Watching Werther is rather like watching the Titanic hit the iceberg: here’s Charlotte, minding her own business, content in her future with Albert, looking for no more than a few good waltzes at tonight’s ball, and crash! Werther catapults into her life, leaving tears and catastrophe in his wake. Massenet’s Werther, composed in 1885 and first staged in Geneva in 1892, premiered in concert format at the Deutsche Oper Berlin on June 16th, performed at the Berlin Philharmonie with Ekaterina Gubanova as Charlotte and Vittorio Grigolo as the eponymous poet.

In concert format, Werther is stripped down to its bare essentials: music and emotion. Without sets, direction and costumes to guide the audience, it is left to the singers to paint realistic portraits of the characters they are singing. Vittorio Grigolo did an excellent job of portraying a man whose reality is everyone else’s fairy tale. The contrast between the moonlight and stardust of Werther’s romantic visions and the bounding, almost relentlessly busy music of the day to day life of every other character was heightened by Grigolo’s dreamy musical interpretation. His “O nature, pleine de grace” was sung with clarity and delight in the beauty of the night; later, his “Pourquoi me reveiller” was sung with extreme pathos and tragedy. He fell hard for Charlotte, and it was here that the lack of staging brought out the true character of one of opera’s favorite doomed tenors. Grigolo’s Werther came across as selfish and obsessive as the opera progressed. Ignoring Charlotte’s entreaties that he find someone else and leave her alone, he manipulated the emotions of the assorted characters right up to his final note, threatening suicide when he can’t have his way and ultimately going through with it. This Werther was exactly the sort of man that mothers warn their daughters about.

Grigolo’s portrayal of the obsessive lover was helped by Ekaterina Gubanova’s cool and pragmatic Charlotte. From her initial interactions with the children to her statement that Werther cannot love her because he “doesn’t even know” her, on through her Act III interactions with Sophie and Albert, Gubanova’s Charlotte was less a young woman trapped in a passionless marriage and more a martyr to the emotions of others. Her “Va! Laisse couler mes larmes” became a cry for understanding, not of her love for Werther, but of her helplessness with the entire situation. Gubanova’s outstanding mezzo was well suited to Charlotte’s music; she sang with surety and beauty, and also with the understanding that Werther’s death came as something of a relief, tragic as it was.

In the supporting roles were the stalwarts of the Deutsche Oper ensemble. As Albert, John Chest was hearty and sympathetic, kind with Charlotte, playful with Sophie and not unkind to Werther. Albert often gets a bad rap as the one who keeps the two star-crossed lovers apart, but his really is an impossible situation. What is a decent man to do when his wife is being hounded by a man who will not take no for an answer? Small wonder he gives Werther his pistols.

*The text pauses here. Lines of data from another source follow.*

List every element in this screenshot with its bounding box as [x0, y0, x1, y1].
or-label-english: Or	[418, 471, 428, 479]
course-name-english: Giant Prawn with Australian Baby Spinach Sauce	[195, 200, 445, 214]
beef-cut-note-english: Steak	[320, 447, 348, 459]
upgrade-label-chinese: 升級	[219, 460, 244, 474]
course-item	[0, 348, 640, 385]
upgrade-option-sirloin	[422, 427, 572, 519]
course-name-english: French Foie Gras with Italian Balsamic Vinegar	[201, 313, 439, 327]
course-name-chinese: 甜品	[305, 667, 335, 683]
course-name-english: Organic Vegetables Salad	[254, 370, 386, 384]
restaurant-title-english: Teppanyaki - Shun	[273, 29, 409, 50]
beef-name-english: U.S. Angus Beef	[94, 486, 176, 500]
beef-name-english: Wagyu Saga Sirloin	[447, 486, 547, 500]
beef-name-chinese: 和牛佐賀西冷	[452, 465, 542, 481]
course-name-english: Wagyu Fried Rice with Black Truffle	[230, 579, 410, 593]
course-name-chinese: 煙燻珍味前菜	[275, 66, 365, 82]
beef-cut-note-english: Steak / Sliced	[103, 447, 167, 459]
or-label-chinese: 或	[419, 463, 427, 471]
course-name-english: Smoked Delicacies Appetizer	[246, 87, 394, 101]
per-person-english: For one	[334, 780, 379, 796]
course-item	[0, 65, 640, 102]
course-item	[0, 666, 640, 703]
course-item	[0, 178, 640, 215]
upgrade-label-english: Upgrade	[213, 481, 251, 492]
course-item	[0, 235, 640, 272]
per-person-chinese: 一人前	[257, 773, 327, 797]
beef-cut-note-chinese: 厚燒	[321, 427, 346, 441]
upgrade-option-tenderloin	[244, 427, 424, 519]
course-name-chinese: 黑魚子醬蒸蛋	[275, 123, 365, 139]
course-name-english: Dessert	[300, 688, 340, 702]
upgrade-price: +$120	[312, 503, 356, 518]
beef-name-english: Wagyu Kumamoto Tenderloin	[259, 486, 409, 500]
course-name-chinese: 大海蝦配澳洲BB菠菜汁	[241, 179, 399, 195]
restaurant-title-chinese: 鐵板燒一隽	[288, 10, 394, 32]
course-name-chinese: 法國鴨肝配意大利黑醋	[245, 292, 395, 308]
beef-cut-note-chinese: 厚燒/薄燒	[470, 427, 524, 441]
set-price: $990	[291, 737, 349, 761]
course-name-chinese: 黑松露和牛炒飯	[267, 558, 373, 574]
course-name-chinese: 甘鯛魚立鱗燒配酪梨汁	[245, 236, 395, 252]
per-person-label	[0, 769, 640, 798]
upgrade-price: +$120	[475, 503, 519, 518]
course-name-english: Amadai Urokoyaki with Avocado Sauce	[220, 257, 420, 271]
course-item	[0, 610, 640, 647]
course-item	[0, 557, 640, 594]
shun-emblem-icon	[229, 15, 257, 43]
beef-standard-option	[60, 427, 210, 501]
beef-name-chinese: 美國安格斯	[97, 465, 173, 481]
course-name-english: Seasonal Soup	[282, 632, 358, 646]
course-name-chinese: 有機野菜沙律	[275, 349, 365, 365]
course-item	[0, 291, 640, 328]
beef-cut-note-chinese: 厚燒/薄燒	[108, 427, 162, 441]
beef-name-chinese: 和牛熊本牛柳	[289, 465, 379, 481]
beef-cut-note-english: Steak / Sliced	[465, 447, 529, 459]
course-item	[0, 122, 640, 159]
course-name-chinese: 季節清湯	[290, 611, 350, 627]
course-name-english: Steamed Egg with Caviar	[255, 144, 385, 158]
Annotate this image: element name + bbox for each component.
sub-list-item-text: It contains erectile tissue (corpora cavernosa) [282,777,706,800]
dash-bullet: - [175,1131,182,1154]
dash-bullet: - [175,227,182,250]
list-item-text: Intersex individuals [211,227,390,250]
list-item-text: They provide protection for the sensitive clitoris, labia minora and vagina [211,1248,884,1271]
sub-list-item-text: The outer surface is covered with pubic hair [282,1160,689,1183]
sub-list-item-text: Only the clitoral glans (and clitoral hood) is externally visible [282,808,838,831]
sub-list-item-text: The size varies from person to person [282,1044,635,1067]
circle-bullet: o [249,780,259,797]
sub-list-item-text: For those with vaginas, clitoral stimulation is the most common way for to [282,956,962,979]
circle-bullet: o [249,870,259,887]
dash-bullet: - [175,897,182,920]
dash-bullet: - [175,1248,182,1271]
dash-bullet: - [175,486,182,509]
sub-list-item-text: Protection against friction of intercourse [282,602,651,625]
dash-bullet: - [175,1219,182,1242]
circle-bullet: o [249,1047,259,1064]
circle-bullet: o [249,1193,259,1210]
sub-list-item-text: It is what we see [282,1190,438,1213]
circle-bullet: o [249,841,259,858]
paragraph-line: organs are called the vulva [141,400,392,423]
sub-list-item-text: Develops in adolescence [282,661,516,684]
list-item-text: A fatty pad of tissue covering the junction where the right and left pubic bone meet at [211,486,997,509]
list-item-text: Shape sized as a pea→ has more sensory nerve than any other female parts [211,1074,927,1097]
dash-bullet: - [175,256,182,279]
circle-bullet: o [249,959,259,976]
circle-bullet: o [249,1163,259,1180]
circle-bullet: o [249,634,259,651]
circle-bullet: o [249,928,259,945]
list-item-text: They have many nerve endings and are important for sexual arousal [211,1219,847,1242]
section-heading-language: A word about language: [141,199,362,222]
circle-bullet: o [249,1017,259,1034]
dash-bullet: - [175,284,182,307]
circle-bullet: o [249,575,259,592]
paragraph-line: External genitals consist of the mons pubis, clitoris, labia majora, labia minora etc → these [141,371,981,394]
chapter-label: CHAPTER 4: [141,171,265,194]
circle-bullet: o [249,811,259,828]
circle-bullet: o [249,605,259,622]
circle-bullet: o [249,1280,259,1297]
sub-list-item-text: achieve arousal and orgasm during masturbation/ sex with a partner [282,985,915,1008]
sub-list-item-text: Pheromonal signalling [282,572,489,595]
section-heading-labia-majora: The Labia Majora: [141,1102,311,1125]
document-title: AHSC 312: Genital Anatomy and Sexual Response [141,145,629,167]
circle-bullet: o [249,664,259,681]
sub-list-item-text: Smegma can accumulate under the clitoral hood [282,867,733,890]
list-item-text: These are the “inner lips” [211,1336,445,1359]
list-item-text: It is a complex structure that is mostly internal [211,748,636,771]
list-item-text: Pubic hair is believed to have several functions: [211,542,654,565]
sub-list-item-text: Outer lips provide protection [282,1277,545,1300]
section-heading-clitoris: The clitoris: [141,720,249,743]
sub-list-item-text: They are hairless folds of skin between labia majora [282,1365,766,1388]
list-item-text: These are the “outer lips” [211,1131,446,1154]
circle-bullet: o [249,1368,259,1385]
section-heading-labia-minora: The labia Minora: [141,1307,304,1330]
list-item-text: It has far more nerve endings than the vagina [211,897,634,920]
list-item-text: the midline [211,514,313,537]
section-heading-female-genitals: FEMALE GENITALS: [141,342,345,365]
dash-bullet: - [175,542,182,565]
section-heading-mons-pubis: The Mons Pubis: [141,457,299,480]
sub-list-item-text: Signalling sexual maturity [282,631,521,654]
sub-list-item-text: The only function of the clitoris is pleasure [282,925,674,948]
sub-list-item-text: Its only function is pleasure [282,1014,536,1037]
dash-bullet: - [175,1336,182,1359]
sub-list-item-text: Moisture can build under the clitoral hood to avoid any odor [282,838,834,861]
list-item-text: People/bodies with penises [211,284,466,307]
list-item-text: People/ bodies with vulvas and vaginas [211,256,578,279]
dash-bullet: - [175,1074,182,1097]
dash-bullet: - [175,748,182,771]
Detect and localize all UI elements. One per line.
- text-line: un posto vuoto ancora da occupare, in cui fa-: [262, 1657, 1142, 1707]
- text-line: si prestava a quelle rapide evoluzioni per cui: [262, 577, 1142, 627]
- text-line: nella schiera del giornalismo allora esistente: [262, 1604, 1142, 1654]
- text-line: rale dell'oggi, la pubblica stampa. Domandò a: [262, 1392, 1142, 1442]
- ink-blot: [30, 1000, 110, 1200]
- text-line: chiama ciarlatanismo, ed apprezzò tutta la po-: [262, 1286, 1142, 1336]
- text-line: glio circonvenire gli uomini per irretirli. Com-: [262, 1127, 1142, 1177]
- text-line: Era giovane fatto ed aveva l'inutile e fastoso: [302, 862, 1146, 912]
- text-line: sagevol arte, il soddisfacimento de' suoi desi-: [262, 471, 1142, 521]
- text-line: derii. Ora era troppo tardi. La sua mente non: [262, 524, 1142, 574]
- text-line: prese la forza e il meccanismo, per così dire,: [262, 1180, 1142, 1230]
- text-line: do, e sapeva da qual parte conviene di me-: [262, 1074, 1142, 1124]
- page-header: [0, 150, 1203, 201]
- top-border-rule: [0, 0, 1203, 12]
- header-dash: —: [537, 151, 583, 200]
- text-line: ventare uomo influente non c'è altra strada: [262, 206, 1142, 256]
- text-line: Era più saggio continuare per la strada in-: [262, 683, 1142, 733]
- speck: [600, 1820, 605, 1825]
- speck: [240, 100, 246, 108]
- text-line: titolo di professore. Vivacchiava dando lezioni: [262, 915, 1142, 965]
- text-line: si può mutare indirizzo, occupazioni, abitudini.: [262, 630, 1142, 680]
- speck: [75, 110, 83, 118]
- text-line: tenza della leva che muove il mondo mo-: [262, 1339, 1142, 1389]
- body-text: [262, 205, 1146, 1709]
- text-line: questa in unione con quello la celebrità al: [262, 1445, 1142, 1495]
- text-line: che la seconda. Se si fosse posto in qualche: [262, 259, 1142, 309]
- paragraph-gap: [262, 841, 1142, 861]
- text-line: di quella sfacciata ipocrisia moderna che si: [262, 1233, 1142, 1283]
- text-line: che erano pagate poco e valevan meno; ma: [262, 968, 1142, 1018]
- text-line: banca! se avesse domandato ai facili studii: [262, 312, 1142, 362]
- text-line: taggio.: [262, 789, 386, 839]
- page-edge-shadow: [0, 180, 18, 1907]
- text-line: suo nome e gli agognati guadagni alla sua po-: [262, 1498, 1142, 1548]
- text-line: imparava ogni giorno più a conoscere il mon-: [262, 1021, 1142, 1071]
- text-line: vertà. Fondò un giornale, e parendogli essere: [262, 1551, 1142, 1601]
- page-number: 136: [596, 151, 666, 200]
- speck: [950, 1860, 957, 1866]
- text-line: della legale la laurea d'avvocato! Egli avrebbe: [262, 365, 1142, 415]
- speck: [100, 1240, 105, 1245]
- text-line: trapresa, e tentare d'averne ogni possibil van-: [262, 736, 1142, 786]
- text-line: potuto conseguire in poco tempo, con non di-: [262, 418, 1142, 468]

Siobhan Stagg sang an excellent Sophie, her soprano bright and crystal clear. Sophie, too, gets a bad rap for her continual cheer, but Stagg brought gravitas to the role. “Du gai soleil, plein de flamme” was sung with exquisite sweetness; there was nothing cloying in Stagg’s performance. Later, in the Act III scene with Charlotte, she was sensible and kind, worried about her sister’s increasing morbidity.

The smaller roles of the Bailli, and his wino cronies Schmidt and Johann were sung with great merriness by Markus Bruck, Jorg Schorner and Ben Wager. For comic relief, they were bellicose and funny without ever sacrificing the beauty of their music. The children of the Kinderchor der Deutschen Oper did an excellent job as Charlotte’s small siblings, though it was perhaps unintentionally funny to imagine the Bailli as having fathered 35 small carollers. Their voices were high and clear, and they performed the final Christmas carol with exquisite sweetness.

The true star of the evening, however, was the Orchester der Deutschen Oper, led by Donald Runnicles. Under his baton, the orchestra swept from Werther’s fairytale world to the daily life of Wexlar and back, wooing and sighing and laughing and crying. At times enormous and at others soft as a whisper, the orchestra highlighted the sense of longing in the opera, its beauty and ultimate tragedy. As manipulative as Werther is, as helpless as Charlotte feels, the overpowering beauty of life and love filled the concert hall and reminded everyone that for all its sorrows, life is beautiful.